O4.2 Inhaled glucocorticoids and long-acting beta-agonists and long-acting anticholinergics in combination

More data is becoming available on the efficacy of multiple inhaled medications to guide the best combination that will optimise patient’s lung function, improve symptoms and reduce exacerbations. A two-year double-blind, double dummy randomised controlled trial comparing tiotropium and combination therapy with fluticasone/salmeterol (500/50μg bd) (Wedzicha et al., 2008) found no difference in exacerbation rates between the groups (the primary aim of the study), but the combination therapy group achieved a small, statistically significant benefit in quality of life as well as the unexpected benefit of fewer deaths [evidence level II]. A systematic review incorporating this study concluded that the high and unbalanced withdrawal rate made interpretation of intervention effects difficult (Welsh et al., 2010).

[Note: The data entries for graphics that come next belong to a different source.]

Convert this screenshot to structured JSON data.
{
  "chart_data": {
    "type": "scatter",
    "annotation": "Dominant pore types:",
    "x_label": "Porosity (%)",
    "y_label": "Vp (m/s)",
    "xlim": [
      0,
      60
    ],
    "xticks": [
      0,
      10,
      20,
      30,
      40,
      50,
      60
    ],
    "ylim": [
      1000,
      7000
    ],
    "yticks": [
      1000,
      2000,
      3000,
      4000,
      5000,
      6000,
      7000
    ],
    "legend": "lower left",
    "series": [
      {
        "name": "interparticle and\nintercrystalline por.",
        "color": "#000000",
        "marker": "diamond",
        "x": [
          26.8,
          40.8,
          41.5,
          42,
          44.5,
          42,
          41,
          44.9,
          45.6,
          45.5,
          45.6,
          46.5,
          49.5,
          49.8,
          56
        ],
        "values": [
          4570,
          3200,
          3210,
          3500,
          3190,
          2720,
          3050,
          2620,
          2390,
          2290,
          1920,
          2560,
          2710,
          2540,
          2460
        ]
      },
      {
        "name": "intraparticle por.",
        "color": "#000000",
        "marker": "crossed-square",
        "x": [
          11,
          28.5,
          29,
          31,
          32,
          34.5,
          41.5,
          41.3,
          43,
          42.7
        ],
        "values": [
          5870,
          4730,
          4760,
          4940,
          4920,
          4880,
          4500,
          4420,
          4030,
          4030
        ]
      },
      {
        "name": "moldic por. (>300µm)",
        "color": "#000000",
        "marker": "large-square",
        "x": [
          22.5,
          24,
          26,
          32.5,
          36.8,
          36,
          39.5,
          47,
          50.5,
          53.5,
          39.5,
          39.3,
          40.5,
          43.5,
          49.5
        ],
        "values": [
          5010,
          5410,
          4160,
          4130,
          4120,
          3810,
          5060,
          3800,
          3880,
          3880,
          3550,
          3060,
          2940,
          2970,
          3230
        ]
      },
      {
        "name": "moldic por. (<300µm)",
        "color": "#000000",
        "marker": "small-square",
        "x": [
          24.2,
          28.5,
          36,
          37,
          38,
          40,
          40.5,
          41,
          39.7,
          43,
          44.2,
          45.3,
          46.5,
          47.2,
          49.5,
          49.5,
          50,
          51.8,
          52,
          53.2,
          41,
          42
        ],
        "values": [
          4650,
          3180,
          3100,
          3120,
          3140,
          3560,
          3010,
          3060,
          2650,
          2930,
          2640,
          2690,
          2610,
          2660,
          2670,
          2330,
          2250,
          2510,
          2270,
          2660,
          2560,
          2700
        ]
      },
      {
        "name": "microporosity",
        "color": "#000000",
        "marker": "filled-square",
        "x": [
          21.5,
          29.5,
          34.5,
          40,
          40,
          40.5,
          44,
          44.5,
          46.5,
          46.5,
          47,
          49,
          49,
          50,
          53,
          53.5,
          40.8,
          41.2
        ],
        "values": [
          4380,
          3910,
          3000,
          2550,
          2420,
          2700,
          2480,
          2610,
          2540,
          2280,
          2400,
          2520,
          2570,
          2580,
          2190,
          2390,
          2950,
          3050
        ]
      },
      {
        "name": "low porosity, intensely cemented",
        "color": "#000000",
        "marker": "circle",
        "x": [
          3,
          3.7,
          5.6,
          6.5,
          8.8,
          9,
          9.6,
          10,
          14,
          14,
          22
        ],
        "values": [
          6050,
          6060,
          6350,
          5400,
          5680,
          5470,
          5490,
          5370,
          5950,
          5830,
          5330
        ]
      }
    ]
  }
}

Studies of “triple therapy” with inhaled glucocorticoids and long-acting beta-agonists and long-acting anticholinergics in combination have revealed conflicting results. A Cochrane systematic review of “triple” therapy studies found uncertainty regarding the long-term benefits and risks of treatment with tiotropium in addition to inhaled glucocorticoid and long-acting beta₂-agonist combination therapy on mortality, hospitalisation, exacerbations of COPD and pneumonia. (Karner and Cates, 2011) The systematic review found that the addition of combination treatment to tiotropium improves health-related quality of life and lung function [evidence level I].  A 12-week study of budesonide/formoterol with or without tiotropium(Welte et al., 2009) [evidence level II] found a significant increase in FEV₁, the primary outcome, with triple therapy, mean difference pre-dosing 128 (95% CI 78, 179) mls. There was a significant benefit in symptom control and also reduction in severe (systemic glucocorticoids and/or hospitalisation/Emergency visit) exacerbations NNT = 9 (95% CI 8, 13). However, a longer term randomised study of one year comparing salmeterol or combined salmeterol/fluticasone in addition to tiotropium (Aaron et al., 2007) did not find “triple” therapy reduced the proportion of patients suffering at least one exacerbation, the primary study endpoint. Despite this, patients receiving “triple” therapy did experience fewer hospitalisations for COPD and for all causes, as well as a clinically significant improvement in their quality of life [evidence level II].

Although RCTs have not found a benefit for triple therapy on mortality, a retrospective cohort study of patients with COPD in the Veterans Affairs health care system found the regimen of tiotropium and inhaled glucocorticoids and long-acting beta-agonists was associated with 40% reduced risk of death (hazard ratio [HR], 0.60; 95% confidence interval [CI], 0.45-0.79) compared with inhaled glucocorticoids and long-acting beta-agonists. (Lee et al., 2009) Triple therapy was also associated with reduced rates of COPD exacerbations (HR, 0.84; 95% CI, 0.73-0.97) and COPD hospitalizations (HR, 0.78; 95% CI, 0.62-0.98) (Lee et al, 2009) [evidence level III-2].